Bill Would Mean Random Drug Testing for High School Athletes
Posted February 14, 2007
Updated February 15, 2007
Dr. James Forrester says the use of performance-enhancing drugs, such as steroids, is becoming "a real public health threat" among high school students. Within the past few years, he says, the number of high school athletes admitting to using steroids has increased 3 percent.
Senate Bill 161 would allocate $50,000 to test students across the state. The bill also bans student athletes from playing if they test positive or refuse to take the test.
"It might just be one in a high school, two in a high school or county that would be tested, but the threat of being tested is enough to deter a lot of students from taking steroids," he said.
But some people, such as Southeast Raleigh High School Athletic Director Gary Powers, say they don't necessarily see the need for testing.
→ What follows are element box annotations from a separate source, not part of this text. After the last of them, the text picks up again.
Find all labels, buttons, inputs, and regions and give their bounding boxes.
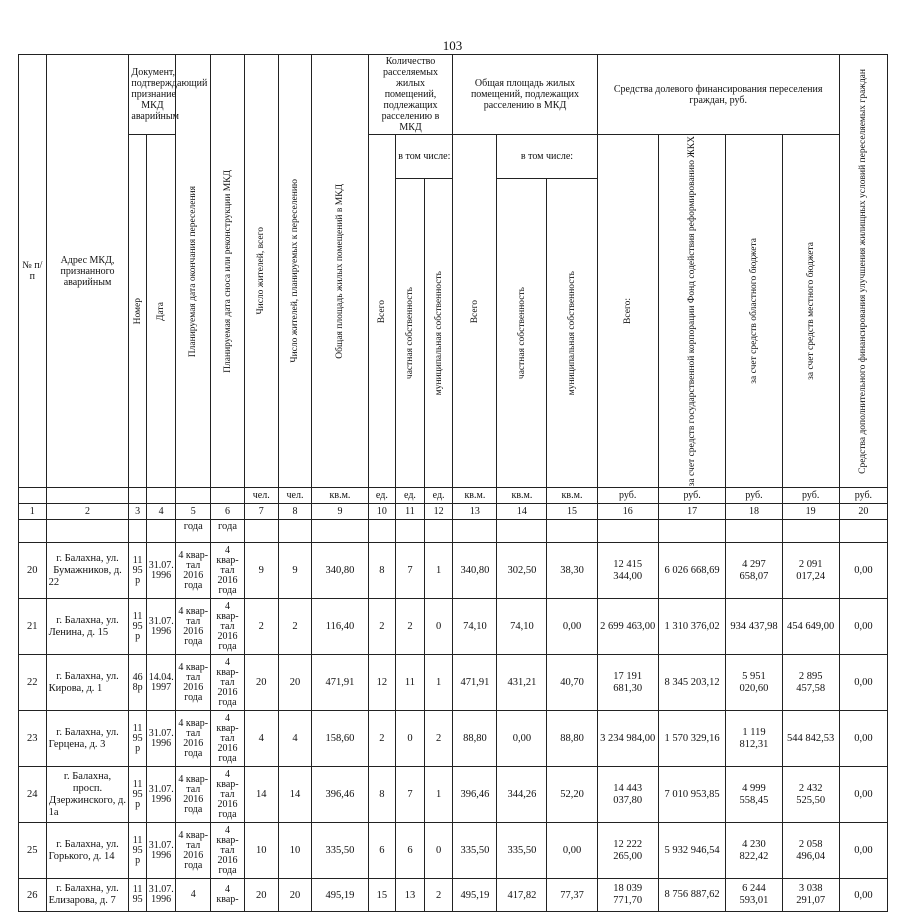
- cell-residents-moving: 4: [278, 711, 312, 767]
- cell-funding-regional: 6 244 593,01: [726, 879, 782, 912]
- cell-doc-date: 14.04. 1997: [146, 655, 176, 711]
- cell-relocation-end: 4 квар- тал 2016 года: [176, 767, 211, 823]
- cell-residents-moving: 10: [278, 823, 312, 879]
- cell-funding-regional: 1 119 812,31: [726, 711, 782, 767]
- table-header: [19, 55, 888, 520]
- cell-area-private: 335,50: [497, 823, 547, 879]
- col-number: 5: [176, 504, 211, 520]
- col-number: 7: [244, 504, 278, 520]
- cell-rooms-municipal: 1: [424, 655, 453, 711]
- cell-number: 23: [19, 711, 47, 767]
- cell-area-municipal: 77,37: [547, 879, 597, 912]
- col-number: 15: [547, 504, 597, 520]
- col-number: 19: [782, 504, 839, 520]
- cell-area-total: 495,19: [453, 879, 497, 912]
- cell-doc-date: 31.07. 1996: [146, 543, 176, 599]
- hdr-document: Документ, подтверждающий признание МКД аварийным: [129, 55, 176, 135]
- cell-doc-date: 31.07. 1996: [146, 879, 176, 912]
- cell-demolition-date: 4 квар- тал 2016 года: [211, 599, 245, 655]
- cell-funding-regional: 4 297 658,07: [726, 543, 782, 599]
- table-row: [19, 711, 888, 767]
- cell-area-private: 0,00: [497, 711, 547, 767]
- cell-rooms-municipal: 0: [424, 599, 453, 655]
- cell-additional-funding: 0,00: [839, 879, 887, 912]
- cell-doc-date: 31.07. 1996: [146, 823, 176, 879]
- col-number: 18: [726, 504, 782, 520]
- cell-residents-total: 10: [244, 823, 278, 879]
- cell-total-area: 471,91: [312, 655, 368, 711]
- col-number: 10: [368, 504, 396, 520]
- cell-area-municipal: 0,00: [547, 599, 597, 655]
- col-number: 14: [497, 504, 547, 520]
- cell-residents-total: 20: [244, 655, 278, 711]
- cell-number: 21: [19, 599, 47, 655]
- table-rows: [19, 543, 888, 912]
- cell-funding-total: 12 222 265,00: [597, 823, 658, 879]
- cell-relocation-end: 4 квар- тал 2016 года: [176, 711, 211, 767]
- cell-rooms-municipal: 2: [424, 711, 453, 767]
- cell-area-total: 74,10: [453, 599, 497, 655]
- cell-rooms-private: 13: [396, 879, 425, 912]
- hdr-rooms-incl: в том числе:: [396, 135, 453, 179]
- cell-rooms-private: 6: [396, 823, 425, 879]
- cell-funding-local: 2 091 017,24: [782, 543, 839, 599]
- cell-area-municipal: 88,80: [547, 711, 597, 767]
- unit-cell: руб.: [839, 488, 887, 504]
- cell-funding-local: 2 432 525,50: [782, 767, 839, 823]
- table-row: [19, 655, 888, 711]
- col-number: 3: [129, 504, 146, 520]
- cell-rooms-municipal: 2: [424, 879, 453, 912]
- cell-address: г. Балахна, ул. Елизарова, д. 7: [46, 879, 129, 912]
- cell-area-total: 340,80: [453, 543, 497, 599]
- cell-number: 20: [19, 543, 47, 599]
- cell-rooms-total: 2: [368, 599, 396, 655]
- cell-demolition-date: 4 квар- тал 2016 года: [211, 767, 245, 823]
- cell-funding-fund: 1 310 376,02: [658, 599, 725, 655]
- cell-area-municipal: 52,20: [547, 767, 597, 823]
- hdr-total-area: Общая площадь жилых помещений в МКД: [312, 55, 368, 488]
- cell-demolition-date: 4 квар-: [211, 879, 245, 912]
- cell-total-area: 335,50: [312, 823, 368, 879]
- cell-residents-moving: 9: [278, 543, 312, 599]
- hdr-relocation-end: Планируемая дата окончания переселения: [176, 55, 211, 488]
- unit-cell: [129, 488, 146, 504]
- cell-area-total: 396,46: [453, 767, 497, 823]
- cell-relocation-end: 4: [176, 879, 211, 912]
- hdr-rooms-municipal: муниципальная собственность: [424, 178, 453, 488]
- cell-funding-local: 2 895 457,58: [782, 655, 839, 711]
- cell-area-private: 431,21: [497, 655, 547, 711]
- cell-relocation-end: 4 квар- тал 2016 года: [176, 599, 211, 655]
- cell-doc-number: 11 95 р: [129, 711, 146, 767]
- cell-address: г. Балахна, ул. Горького, д. 14: [46, 823, 129, 879]
- cell-funding-total: 2 699 463,00: [597, 599, 658, 655]
- cell-area-municipal: 38,30: [547, 543, 597, 599]
- cell-doc-number: 11 95 р: [129, 599, 146, 655]
- unit-cell: чел.: [244, 488, 278, 504]
- cell-funding-regional: 4 230 822,42: [726, 823, 782, 879]
- cell-area-total: 335,50: [453, 823, 497, 879]
- cell-funding-regional: 934 437,98: [726, 599, 782, 655]
- hdr-doc-date: Дата: [146, 135, 176, 488]
- cell-number: 22: [19, 655, 47, 711]
- units-row: [19, 488, 888, 504]
- cell-residents-moving: 2: [278, 599, 312, 655]
- cell-funding-total: 3 234 984,00: [597, 711, 658, 767]
- cell-area-private: 417,82: [497, 879, 547, 912]
- unit-cell: руб.: [782, 488, 839, 504]
- cell-funding-fund: 8 756 887,62: [658, 879, 725, 912]
- hdr-doc-number: Номер: [129, 135, 146, 488]
- cell-number: 25: [19, 823, 47, 879]
- cell-relocation-end: 4 квар- тал 2016 года: [176, 543, 211, 599]
- col-number: 8: [278, 504, 312, 520]
- col-number: 16: [597, 504, 658, 520]
- hdr-area-private: частная собственность: [497, 178, 547, 488]
- table-row: [19, 767, 888, 823]
- hdr-funding-total: Всего:: [597, 135, 658, 488]
- cell-number: 26: [19, 879, 47, 912]
- unit-cell: кв.м.: [497, 488, 547, 504]
- cell-rooms-private: 7: [396, 767, 425, 823]
- col-number: 9: [312, 504, 368, 520]
- column-numbers-row: [19, 504, 888, 520]
- resettlement-table: [18, 54, 888, 912]
- cell-additional-funding: 0,00: [839, 599, 887, 655]
- page-number: 103: [442, 38, 463, 53]
- cell-residents-moving: 20: [278, 655, 312, 711]
- cell-address: г. Балахна, ул. Бумажников, д. 22: [46, 543, 129, 599]
- unit-cell: [211, 488, 245, 504]
- cell-residents-total: 14: [244, 767, 278, 823]
- unit-cell: [19, 488, 47, 504]
- stub-year: года: [211, 520, 245, 543]
- cell-rooms-private: 2: [396, 599, 425, 655]
- unit-cell: [176, 488, 211, 504]
- cell-total-area: 340,80: [312, 543, 368, 599]
- cell-relocation-end: 4 квар- тал 2016 года: [176, 823, 211, 879]
- cell-additional-funding: 0,00: [839, 543, 887, 599]
- cell-total-area: 495,19: [312, 879, 368, 912]
- table-row: [19, 543, 888, 599]
- cell-residents-total: 9: [244, 543, 278, 599]
- hdr-area-group: Общая площадь жилых помещений, подлежащих расселению в МКД: [453, 55, 597, 135]
- cell-doc-number: 11 95 р: [129, 543, 146, 599]
- hdr-funding-group: Средства долевого финансирования переселения граждан, руб.: [597, 55, 839, 135]
- cell-funding-total: 17 191 681,30: [597, 655, 658, 711]
- cell-funding-fund: 1 570 329,16: [658, 711, 725, 767]
- cell-doc-number: 46 8р: [129, 655, 146, 711]
- cell-doc-date: 31.07. 1996: [146, 711, 176, 767]
- cell-funding-fund: 5 932 946,54: [658, 823, 725, 879]
- cell-funding-fund: 6 026 668,69: [658, 543, 725, 599]
- col-number: 20: [839, 504, 887, 520]
- cell-funding-regional: 4 999 558,45: [726, 767, 782, 823]
- cell-funding-local: 454 649,00: [782, 599, 839, 655]
- hdr-funding-regional: за счет средств областного бюджета: [726, 135, 782, 488]
- hdr-funding-local: за счет средств местного бюджета: [782, 135, 839, 488]
- unit-cell: чел.: [278, 488, 312, 504]
- cell-doc-number: 11 95 р: [129, 823, 146, 879]
- cell-number: 24: [19, 767, 47, 823]
- hdr-address: Адрес МКД, признанного аварийным: [46, 55, 129, 488]
- col-number: 17: [658, 504, 725, 520]
- unit-cell: [146, 488, 176, 504]
- col-number: 2: [46, 504, 129, 520]
- table-row: [19, 599, 888, 655]
- unit-cell: руб.: [726, 488, 782, 504]
- cell-rooms-total: 12: [368, 655, 396, 711]
- hdr-rooms-total: Всего: [368, 135, 396, 488]
- cell-additional-funding: 0,00: [839, 711, 887, 767]
- col-number: 1: [19, 504, 47, 520]
- cell-additional-funding: 0,00: [839, 655, 887, 711]
- cell-rooms-total: 6: [368, 823, 396, 879]
- cell-rooms-total: 8: [368, 767, 396, 823]
- cell-funding-total: 18 039 771,70: [597, 879, 658, 912]
- cell-area-municipal: 40,70: [547, 655, 597, 711]
- unit-cell: руб.: [597, 488, 658, 504]
- table-body: [19, 520, 888, 543]
- cell-funding-total: 12 415 344,00: [597, 543, 658, 599]
- cell-doc-number: 11 95: [129, 879, 146, 912]
- table-row: [19, 879, 888, 912]
- cell-rooms-total: 2: [368, 711, 396, 767]
- hdr-funding-fund: за счет средств государственной корпорации Фонд содействия реформированию ЖКХ: [658, 135, 725, 488]
- cell-residents-moving: 14: [278, 767, 312, 823]
- hdr-residents-moving: Число жителей, планируемых к переселению: [278, 55, 312, 488]
- cell-funding-regional: 5 951 020,60: [726, 655, 782, 711]
- stub-year: года: [176, 520, 211, 543]
- cell-residents-total: 20: [244, 879, 278, 912]
- cell-funding-local: 544 842,53: [782, 711, 839, 767]
- cell-relocation-end: 4 квар- тал 2016 года: [176, 655, 211, 711]
- cell-total-area: 396,46: [312, 767, 368, 823]
- cell-funding-fund: 8 345 203,12: [658, 655, 725, 711]
- continuation-row: [19, 520, 888, 543]
- cell-additional-funding: 0,00: [839, 823, 887, 879]
- cell-rooms-municipal: 0: [424, 823, 453, 879]
- cell-funding-fund: 7 010 953,85: [658, 767, 725, 823]
- unit-cell: ед.: [368, 488, 396, 504]
- cell-residents-moving: 20: [278, 879, 312, 912]
- cell-residents-total: 4: [244, 711, 278, 767]
- hdr-area-total: Всего: [453, 135, 497, 488]
- cell-doc-date: 31.07. 1996: [146, 767, 176, 823]
- col-number: 11: [396, 504, 425, 520]
- cell-address: г. Балахна, просп. Дзержинского, д. 1а: [46, 767, 129, 823]
- unit-cell: кв.м.: [312, 488, 368, 504]
- cell-funding-total: 14 443 037,80: [597, 767, 658, 823]
- col-number: 12: [424, 504, 453, 520]
- cell-rooms-municipal: 1: [424, 767, 453, 823]
- hdr-demolition-date: Планируемая дата сноса или реконструкции МКД: [211, 55, 245, 488]
- hdr-additional-funding: Средства дополнительного финансирования улучшения жилищных условий переселяемых граждан: [839, 55, 887, 488]
- cell-area-total: 88,80: [453, 711, 497, 767]
- unit-cell: [46, 488, 129, 504]
- cell-demolition-date: 4 квар- тал 2016 года: [211, 823, 245, 879]
- unit-cell: ед.: [396, 488, 425, 504]
- unit-cell: ед.: [424, 488, 453, 504]
- cell-rooms-municipal: 1: [424, 543, 453, 599]
- col-number: 13: [453, 504, 497, 520]
- table-row: [19, 823, 888, 879]
- hdr-area-incl: в том числе:: [497, 135, 597, 179]
- hdr-residents-total: Число жителей, всего: [244, 55, 278, 488]
- cell-demolition-date: 4 квар- тал 2016 года: [211, 711, 245, 767]
- unit-cell: кв.м.: [453, 488, 497, 504]
- col-number: 6: [211, 504, 245, 520]
- cell-area-total: 471,91: [453, 655, 497, 711]
- unit-cell: кв.м.: [547, 488, 597, 504]
- cell-area-private: 302,50: [497, 543, 547, 599]
- cell-doc-number: 11 95 р: [129, 767, 146, 823]
- cell-total-area: 116,40: [312, 599, 368, 655]
- cell-total-area: 158,60: [312, 711, 368, 767]
- cell-funding-local: 3 038 291,07: [782, 879, 839, 912]
- cell-rooms-total: 8: [368, 543, 396, 599]
- cell-area-municipal: 0,00: [547, 823, 597, 879]
- cell-address: г. Балахна, ул. Ленина, д. 15: [46, 599, 129, 655]
- cell-funding-local: 2 058 496,04: [782, 823, 839, 879]
- cell-rooms-total: 15: [368, 879, 396, 912]
- col-number: 4: [146, 504, 176, 520]
- cell-residents-total: 2: [244, 599, 278, 655]
- cell-address: г. Балахна, ул. Герцена, д. 3: [46, 711, 129, 767]
- cell-demolition-date: 4 квар- тал 2016 года: [211, 655, 245, 711]
- cell-address: г. Балахна, ул. Кирова, д. 1: [46, 655, 129, 711]
- unit-cell: руб.: [658, 488, 725, 504]
- cell-rooms-private: 0: [396, 711, 425, 767]
- hdr-number: № п/п: [19, 55, 47, 488]
- cell-additional-funding: 0,00: [839, 767, 887, 823]
- cell-rooms-private: 7: [396, 543, 425, 599]
- cell-area-private: 344,26: [497, 767, 547, 823]
- hdr-rooms-group: Количество расселяемых жилых помещений, подлежащих расселению в МКД: [368, 55, 453, 135]
- cell-doc-date: 31.07. 1996: [146, 599, 176, 655]
- cell-demolition-date: 4 квар- тал 2016 года: [211, 543, 245, 599]
- hdr-area-municipal: муниципальная собственность: [547, 178, 597, 488]
- cell-rooms-private: 11: [396, 655, 425, 711]
- hdr-rooms-private: частная собственность: [396, 178, 425, 488]
- cell-area-private: 74,10: [497, 599, 547, 655]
"We run a weight program every day, and we're not seeing it," Powers said. "If it's a problem, I'm just not seeing it. I think our kids are clean, and they're getting stronger by being in the weight room."
The North Carolina High School Athletic Association adds that alcohol -- not steroids -- is the No. 1 substance-abuse problem among high school athletes.
"We're going to do what they tell us to do, obviously, but at this point, I think our money could be better spent elsewhere."
The United States Supreme Court ruled that mandatory random drug tests for high school athletes are legal, but the American Civil Liberties Union of North Carolina says the tests would have an unintended effect: Taking the test can be embarrassing, and that might keep someone from playing a sport.